In this paper, simulation at extreme confinements, <math>h<<R_g</math>, is performed for the first time. A Monte-Carlo approach based on previous work is employed.

## Model

In the simulation, the polymer film of thickness <math>h</math> is represented by a simple cubic lattice with periodic boundary condition along the lateral direction. A dense melt at high thickness <math>h>R_g</math> is first generated, with chains of length <math>N</math> and a small number of vacancies placed on the lattice. The chains are then equilibrated by elementary rotations and exchanges of segments between adjacent chains. It is guaranteed that the process obeys detailed balance, a necessary condition for thermodynamic equilibrium. Full equilibrium is considered to be achieved when the average radius of gyration for the chains and the eigenvalues of their gyration tensor approach steady state values. Next, the film thickness is slowly decreased by randomly picking a small number of chains and converting them into vacancies so that the density remains the same.
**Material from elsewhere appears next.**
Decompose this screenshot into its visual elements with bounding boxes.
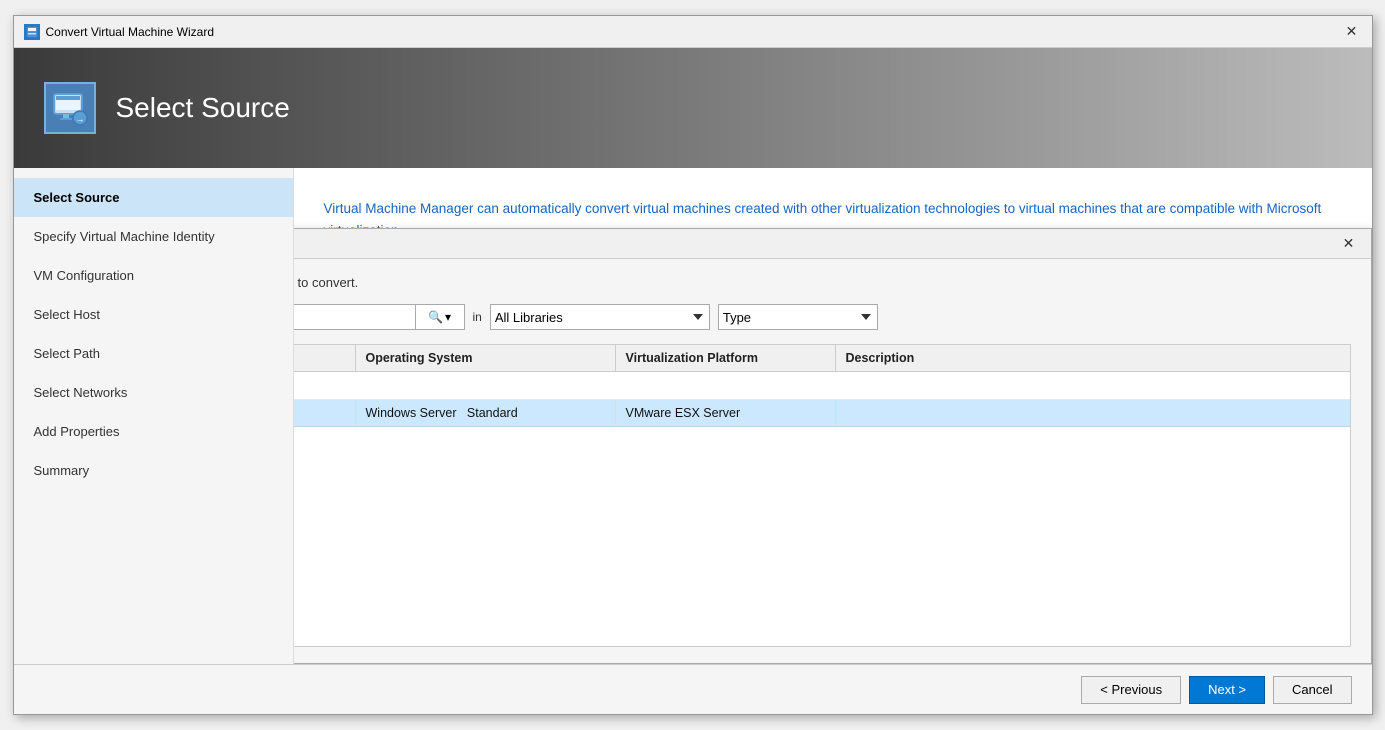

A new equilibrium can be achieved. The whole process is repeated until a sufficiently small <math>h</math> is attained, as is illustrated in Fig. 1.

## Results

Polymer chains appear as flattened ellipsoids with their large semiaxis being <math>\sqrt{\lambda_1}</math> where <math>\lambda_1</math> is the largest eigenvalue of the gyration tensor **G**. Renormalized quantities are defined: <math>h^*=h/R_{g,bulk}</math> and <math>R_g^*=R_g/R_{g,bulk}</math>. The dependence of <math>\lambda_1/\lambda_3</math> and <math>\lambda_2/\lambda_3</math> on <math>h^*</math> is studied and depicted in Fig. 2. At large <math>h^*</math>, the curves converge towards their limiting values for Gaussian chains. When <math>h^*</math> is below 1, the two curves go up dramatically. However, <math>\lambda_1/\lambda_2</math> remains close to the value expected for Gaussian chains, as is seen in insert.